Impala实践之三:详解invalidate metadata

前言

这次主要是想通过源码找到invalidate metadata执行的原理,由于不太懂java和c++的互调的细节,目前只能查找到如下阶段,后面会专门看一下java的jni以及thrift的原理。

分析

目前主要定位到三个类,com.cloudera.impala.service.JniCatalog,com.cloudera.impala.service.CatalogOpExecutorcom.cloudera.impala.catalog.CatalogServiceCatalog

大致的过程就是在JniCatalog中调用了CatalogOpExecutor的execResetMetadata()方法,然后再判断参数,如果没有表参数的时候会执行CatalogServiceCatalog的reset方法,就完成了一次invalidate metadata操作。
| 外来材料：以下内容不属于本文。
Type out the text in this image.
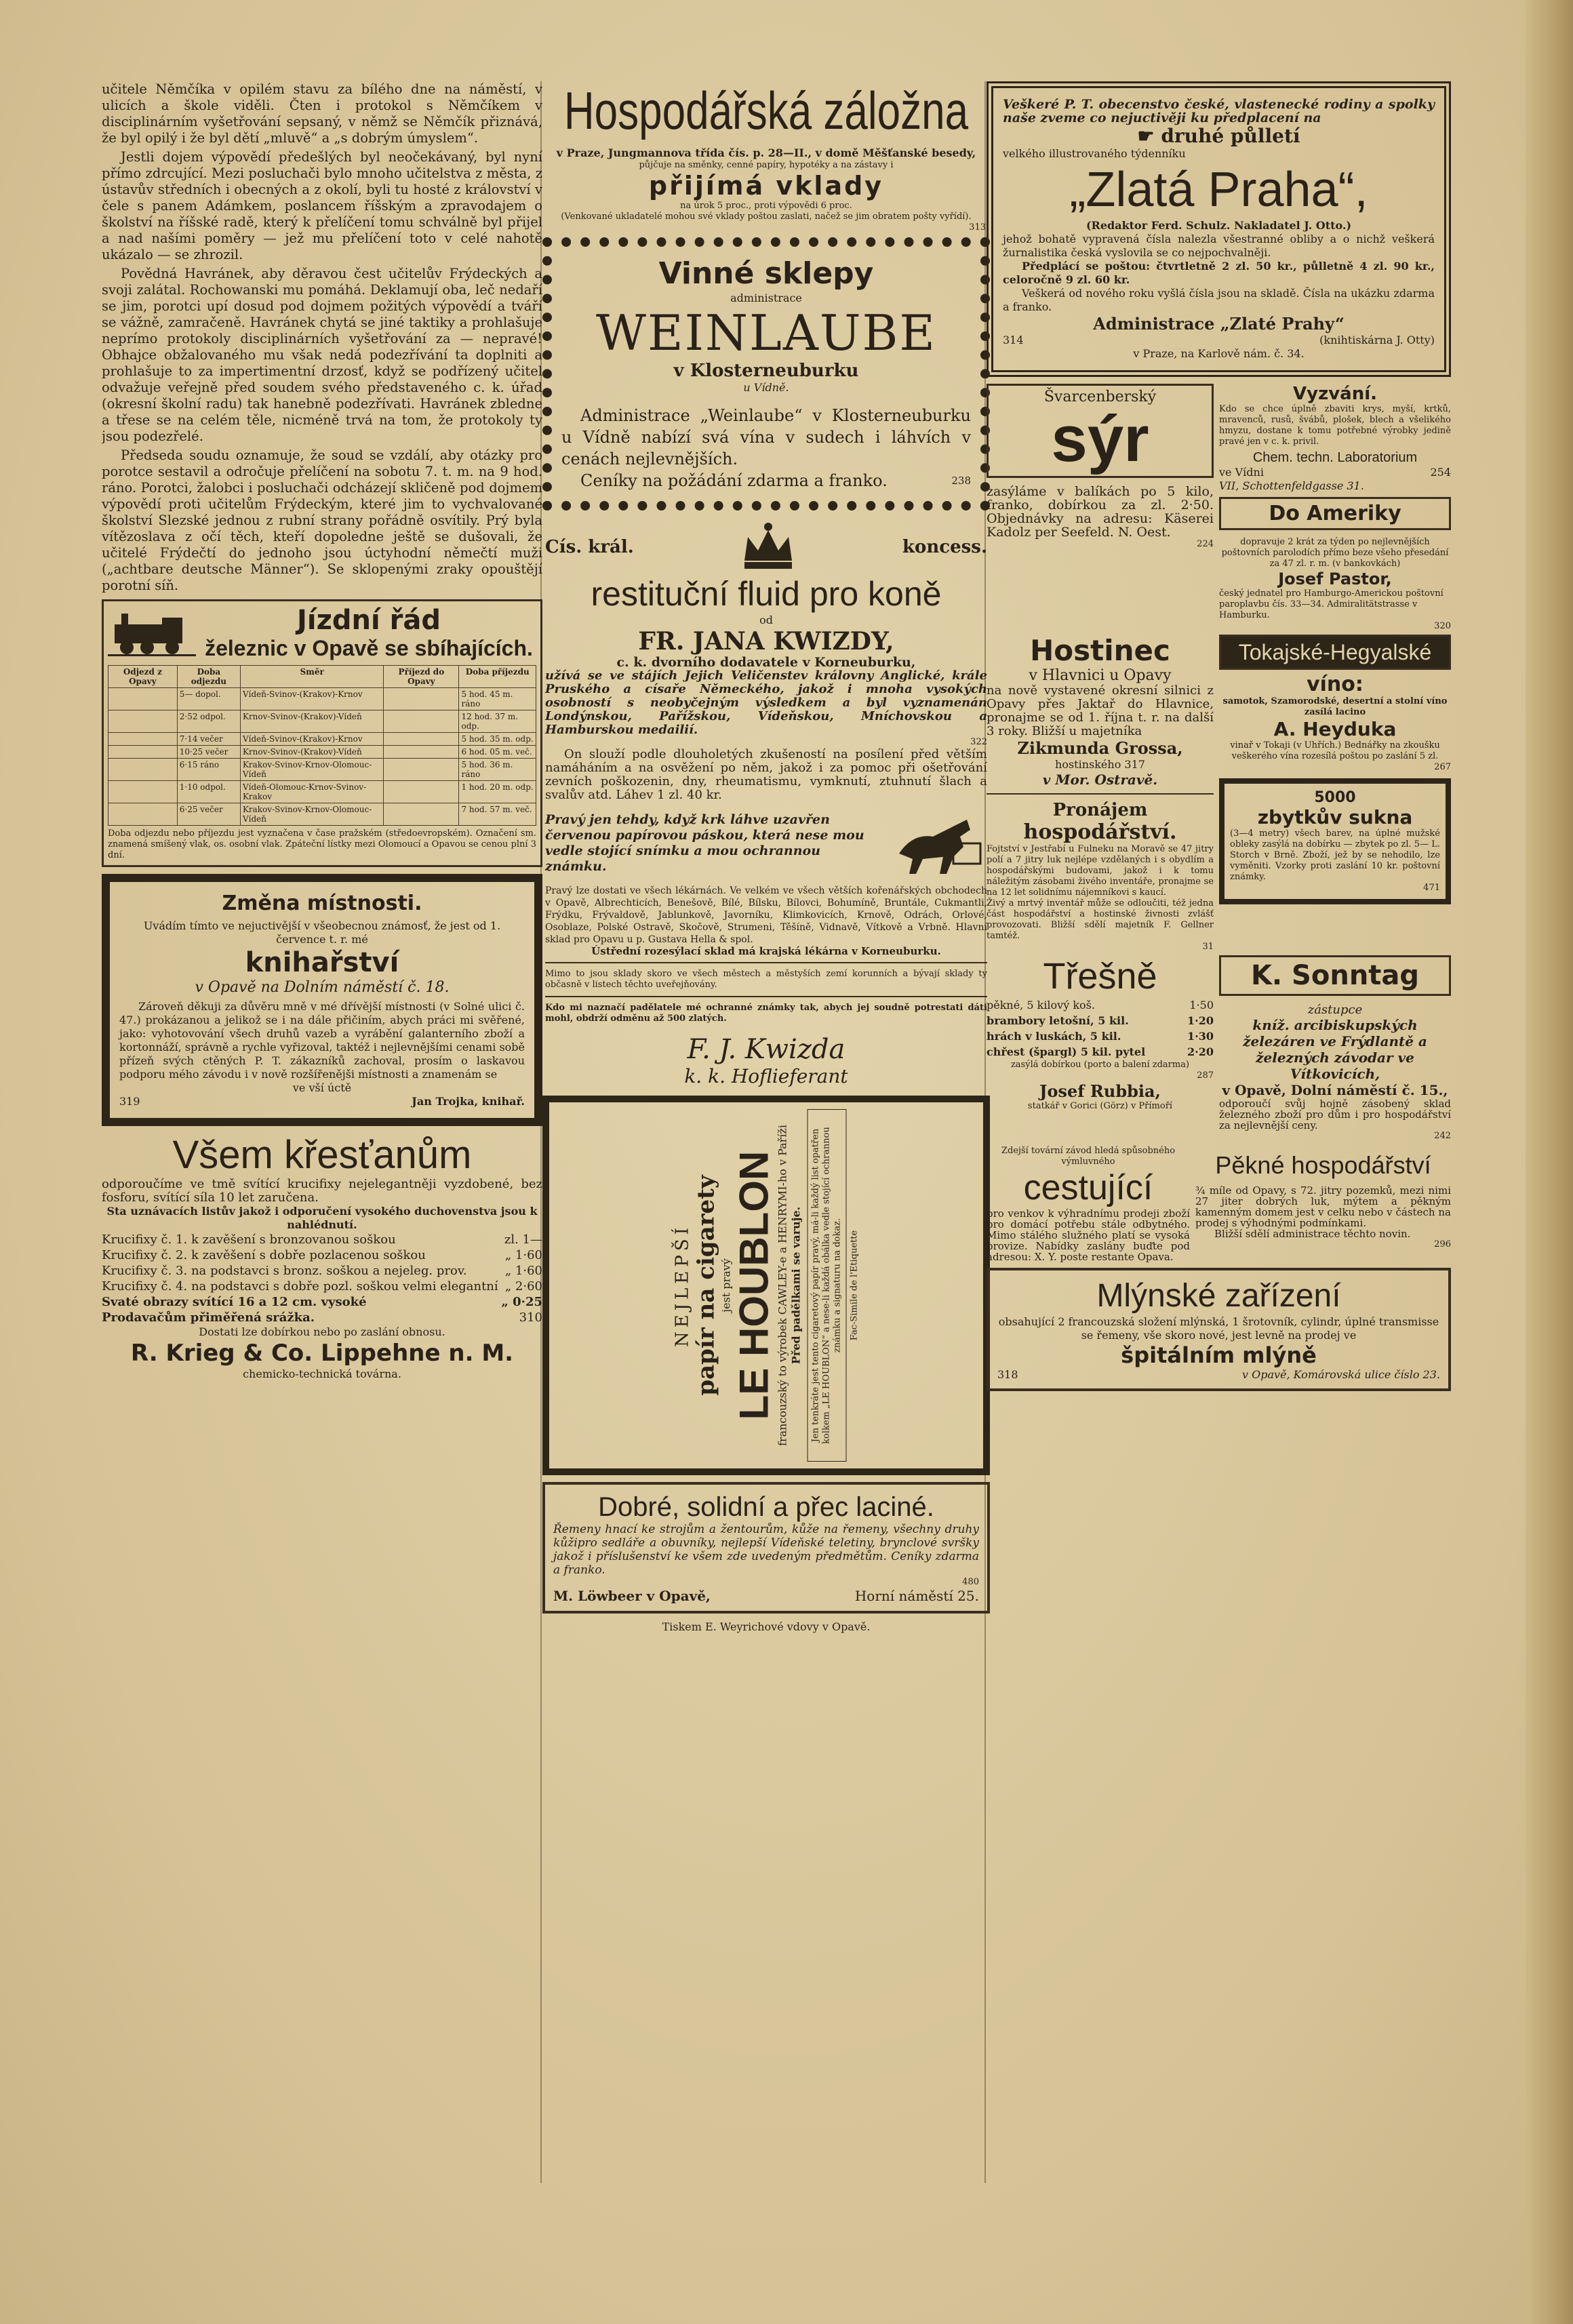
učitele Němčíka v opilém stavu za bílého dne na náměstí, v ulicích a škole viděli. Čten i protokol s Němčíkem v disciplinárním vyšetřování sepsaný, v němž se Němčík přiznává, že byl opilý i že byl dětí „mluvě“ a „s dobrým úmyslem“.

Jestli dojem výpovědí předešlých byl neočekávaný, byl nyní přímo zdrcující. Mezi posluchači bylo mnoho učitelstva z města, z ústavův středních i obecných a z okolí, byli tu hosté z království v čele s panem Adámkem, poslancem říšským a zpravodajem o školství na říšské radě, který k přelíčení tomu schválně byl přijel a nad našími poměry — jež mu přelíčení toto v celé nahotě ukázalo — se zhrozil.

Povědná Havránek, aby děravou čest učitelův Frýdeckých a svoji zalátal. Rochowanski mu pomáhá. Deklamují oba, leč nedaří se jim, porotci upí dosud pod dojmem požitých výpovědí a tváří se vážně, zamračeně. Havránek chytá se jiné taktiky a prohlašuje neprímo protokoly disciplinárních vyšetřování za — nepravé! Obhajce obžalovaného mu však nedá podezřívání ta doplniti a prohlašuje to za impertimentní drzosť, když se podřízený učitel odvažuje veřejně před soudem svého představeného c. k. úřad (okresní školní radu) tak hanebně podezřívati. Havránek zbledne a třese se na celém těle, nicméně trvá na tom, že protokoly ty jsou podezřelé.

Předseda soudu oznamuje, že soud se vzdálí, aby otázky pro porotce sestavil a odročuje přelíčení na sobotu 7. t. m. na 9 hod. ráno. Porotci, žalobci i posluchači odcházejí skličeně pod dojmem výpovědí proti učitelům Frýdeckým, které jim to vychvalované školství Slezské jednou z rubní strany pořádně osvítily. Prý byla vítězoslava z očí těch, kteří dopoledne ještě se dušovali, že učitelé Frýdečtí do jednoho jsou úctyhodní němečtí muži („achtbare deutsche Männer“). Se sklopenými zraky opouštějí porotní síň.

Jízdní řád
železnic v Opavě se sbíhajících.
Odjezd z Opavy	Doba odjezdu	Směr	Příjezd do Opavy	Doba příjezdu
	5— dopol.	Vídeň-Svinov-(Krakov)-Krnov		5 hod. 45 m. ráno
	2·52 odpol.	Krnov-Svinov-(Krakov)-Vídeň		12 hod. 37 m. odp.
	7·14 večer	Vídeň-Svinov-(Krakov)-Krnov		5 hod. 35 m. odp.
	10·25 večer	Krnov-Svinov-(Krakov)-Vídeň		6 hod. 05 m. več.
	6·15 ráno	Krakov-Svinov-Krnov-Olomouc-Vídeň		5 hod. 36 m. ráno
	1·10 odpol.	Vídeň-Olomouc-Krnov-Svinov-Krakov		1 hod. 20 m. odp.
	6·25 večer	Krakov-Svinov-Krnov-Olomouc-Vídeň		7 hod. 57 m. več.
Doba odjezdu nebo příjezdu jest vyznačena v čase pražském (středoevropském). Označení sm. znamená smíšený vlak, os. osobní vlak. Zpáteční lístky mezi Olomoucí a Opavou se cenou plní 3 dní.
Změna místnosti.
Uvádím tímto ve nejuctivější v všeobecnou známosť, že jest od 1. července t. r. mé
knihařství
v Opavě na Dolním náměstí č. 18.
Zároveň děkuji za důvěru mně v mé dřívější místnosti (v Solné ulici č. 47.) prokázanou a jelikož se i na dále přičiním, abych práci mi svěřené, jako: vyhotovování všech druhů vazeb a vyrábění galanterního zboží a kortonnáží, správně a rychle vyřizoval, taktéž i nejlevnějšími cenami sobě přízeň svých ctěných P. T. zákazníků zachoval, prosím o laskavou podporu mého závodu i v nově rozšířenějši místnosti a znamenám se
ve vší úctě
319	Jan Trojka, knihař.
Všem křesťanům
odporoučíme ve tmě svítící krucifixy nejelegantněji vyzdobené, bez fosforu, svítící síla 10 let zaručena.
Sta uznávacích listův jakož i odporučení vysokého duchovenstva jsou k nahlédnutí.
Krucifixy č. 1. k zavěšení s bronzovanou soškou	zl. 1—
Krucifixy č. 2. k zavěšení s dobře pozlacenou soškou	„ 1·60
Krucifixy č. 3. na podstavci s bronz. soškou a nejeleg. prov.	„ 1·60
Krucifixy č. 4. na podstavci s dobře pozl. soškou velmi elegantní „ 2·60
Svaté obrazy svítící 16 a 12 cm. vysoké	„ 0·25
Prodavačům přiměřená srážka.	310
Dostati lze dobírkou nebo po zaslání obnosu.
R. Krieg & Co. Lippehne n. M.
chemicko-technická továrna.
Hospodářská záložna
v Praze, Jungmannova třída čís. p. 28—II., v domě Měšťanské besedy,
půjčuje na směnky, cenné papíry, hypotéky a na zástavy i
přijímá vklady
na úrok 5 proc., proti výpovědi 6 proc.
(Venkované ukladatelé mohou své vklady poštou zaslati, načež se jim obratem pošty vyřídí).
313
Vinné sklepy
administrace
WEINLAUBE
v Klosterneuburku
u Vídně.
Administrace „Weinlaube“ v Klosterneuburku u Vídně nabízí svá vína v sudech i láhvích v cenách nejlevnějších.
Ceníky na požádání zdarma a franko.	238
Cís. král.	koncess.
restituční fluid pro koně
od
FR. JANA KWIZDY,
c. k. dvorního dodavatele v Korneuburku,
užívá se ve stájích Jejich Veličenstev královny Anglické, krále Pruského a císaře Německého, jakož i mnoha vysokých osobností s neobyčejným výsledkem a byl vyznamenán Londýnskou, Pařížskou, Vídeňskou, Mníchovskou a Hamburskou medailií.
322
On slouží podle dlouholetých zkušeností na posílení před větším namáháním a na osvěžení po něm, jakož i za pomoc při ošetřování zevních poškozenin, dny, rheumatismu, vymknutí, ztuhnutí šlach a svalův atd. Láhev 1 zl. 40 kr.
Pravý jen tehdy, když krk láhve uzavřen červenou papírovou páskou, která nese mou vedle stojící snímku a mou ochrannou známku.
Pravý lze dostati ve všech lékárnách. Ve velkém ve všech větších kořenářských obchodech v Opavě, Albrechticích, Benešově, Bílé, Bílsku, Bílovci, Bohumíně, Bruntále, Cukmantli, Frýdku, Frývaldově, Jablunkově, Javorníku, Klimkovicích, Krnově, Odrách, Orlové, Osoblaze, Polské Ostravě, Skočově, Strumeni, Těšíně, Vidnavě, Vítkově a Vrbně. Hlavní sklad pro Opavu u p. Gustava Hella & spol.
Ústřední rozesýlací sklad má krajská lékárna v Korneuburku.
Mimo to jsou sklady skoro ve všech městech a městyších zemí korunních a bývají sklady ty občasně v listech těchto uveřejňovány.
Kdo mi naznačí padělatele mé ochranné známky tak, abych jej soudně potrestati dáti mohl, obdrží odměnu až 500 zlatých.
F. J. Kwizda
k. k. Hoflieferant
NEJLEPŠÍ papír na cigarety jest pravý
LE HOUBLON francouzský to výrobek CAWLEY-e a HENRYMI-ho v Paříži Před padělkami se varuje. Jen tenkráte jest tento cigaretový papír pravý, má-li každý list opatřen kolkem „LE HOUBLON“ a nese-li každá obálka vedle stojící ochrannou známku a signaturu na dokaz. Fac-Simile de l'Etiquette
Dobré, solidní a přec laciné.
Řemeny hnací ke strojům a žentourům, kůže na řemeny, všechny druhy kůžipro sedláře a obuvníky, nejlepší Vídeňské teletiny, brynclové svršky jakož i příslušenství ke všem zde uvedeným předmětům. Ceníky zdarma a franko.
480
M. Löwbeer v Opavě,	Horní náměstí 25.
Tiskem E. Weyrichové vdovy v Opavě.
Veškeré P. T. obecenstvo české, vlastenecké rodiny a spolky naše zveme co nejuctivěji ku předplacení na
☛ druhé půlletí
velkého illustrovaného týdenníku
„Zlatá Praha“,
(Redaktor Ferd. Schulz. Nakladatel J. Otto.)
jehož bohatě vypravená čísla nalezla všestranné obliby a o nichž veškerá žurnalistika česká vyslovila se co nejpochvalněji.
Předplácí se poštou: čtvrtletně 2 zl. 50 kr., půlletně 4 zl. 90 kr., celoročně 9 zl. 60 kr.
Veškerá od nového roku vyšlá čísla jsou na skladě. Čísla na ukázku zdarma a franko.
Administrace „Zlaté Prahy“
314	(knihtiskárna J. Otty)
v Praze, na Karlově nám. č. 34.
Švarcenberský
sýr
zasýláme v balíkách po 5 kilo, franko, dobírkou za zl. 2·50. Objednávky na adresu: Käserei Kadolz per Seefeld. N. Oest.
224
Vyzvání.
Kdo se chce úplně zbaviti krys, myší, krtků, mravenců, rusů, švábů, plošek, blech a všelikého hmyzu, dostane k tomu potřebné výrobky jedině pravé jen v c. k. privil.
Chem. techn. Laboratorium
ve Vídni	254
VII, Schottenfeldgasse 31.
Do Ameriky
dopravuje 2 krát za týden po nejlevnějších poštovních parolodích přímo beze všeho přesedání za 47 zl. r. m. (v bankovkách)
Josef Pastor,
český jednatel pro Hamburgo-Americkou poštovní paroplavbu čís. 33—34. Admiralitätstrasse v Hamburku.
320
Hostinec
v Hlavnici u Opavy
na nově vystavené okresní silnici z Opavy přes Jaktař do Hlavnice, pronajme se od 1. října t. r. na další 3 roky. Bližší u majetníka
Zikmunda Grossa,
hostinského 317
v Mor. Ostravě.
Pronájem
hospodářství.
Fojtství v Jestřabí u Fulneku na Moravě se 47 jitry polí a 7 jitry luk nejlépe vzdělaných i s obydlím a hospodářskými budovami, jakož i k tomu náležitým zásobami živého inventáře, pronajme se na 12 let solidnímu nájemníkovi s kaucí.
Živý a mrtvý inventář může se odloučiti, též jedna část hospodářství a hostinské živnosti zvlášť provozovati. Bližší sdělí majetník F. Gellner tamtéž.
31
Tokajské-Hegyalské
víno:
samotok, Szamorodské, desertní a stolní víno zasílá lacino
A. Heyduka
vinař v Tokaji (v Uhřích.) Bednářky na zkoušku veškerého vína rozesílá poštou po zaslání 5 zl.
267
5000
zbytkův sukna
(3—4 metry) všech barev, na úplné mužské obleky zasýlá na dobírku — zbytek po zl. 5— L. Storch v Brně. Zboží, jež by se nehodilo, lze vyměniti. Vzorky proti zaslání 10 kr. poštovní známky.
471
Třešně
pěkné, 5 kilový koš.	1·50
brambory letošní, 5 kil.	1·20
hrách v luskách, 5 kil.	1·30
chřest (špargl) 5 kil. pytel	2·20
zasýlá dobírkou (porto a balení zdarma)
287
Josef Rubbia,
statkář v Gorici (Görz) v Přímoří
K. Sonntag
zástupce
kníž. arcibiskupských železáren ve Frýdlantě a železných závodar ve Vítkovicích,
v Opavě, Dolní náměstí č. 15.,
odporoučí svůj hojně zásobený sklad železného zboží pro dům i pro hospodářství za nejlevnější ceny.
242
Zdejší tovární závod hledá spůsobného výmluvného
cestující
pro venkov k výhradnímu prodeji zboží pro domácí potřebu stále odbytného. Mimo stálého služného platí se vysoká provize. Nabídky zaslány buďte pod adresou: X. Y. poste restante Opava.
Pěkné hospodářství
¾ míle od Opavy, s 72. jitry pozemků, mezi nimi 27 jiter dobrých luk, mýtem a pěkným kamenným domem jest v celku nebo v částech na prodej s výhodnými podmínkami.
Bližší sdělí administrace těchto novin.
296
Mlýnské zařízení
obsahující 2 francouzská složení mlýnská, 1 šrotovník, cylindr, úplné transmisse se řemeny, vše skoro nové, jest levně na prodej ve
špitálním mlýně
318	v Opavě, Komárovská ulice číslo 23.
com.cloudera.impala.service.JniCatalog

public class JniCatalog {
  private final CatalogOpExecutor catalogOpExecutor_;
  public byte[] resetMetadata(byte[] thriftResetMetadataReq)
      throws ImpalaException, TException {
    TResetMetadataRequest req = new TResetMetadataRequest();
    JniUtil.deserializeThrift(protocolFactory_, req, thriftResetMetadataReq);
    TSerializer serializer = new TSerializer(protocolFactory_);
    return serializer.serialize(catalogOpExecutor_.execResetMetadata(req));
  }
}

com.cloudera.impala.service.CatalogOpExecutor

这个方法的最后一部分有一句注释”Invalidate the entire catalog if no table name is provided.”,可以看出,当使用invalidate metadata没有带参数的时候,会调用CatalogServiceCatalo的reset方法。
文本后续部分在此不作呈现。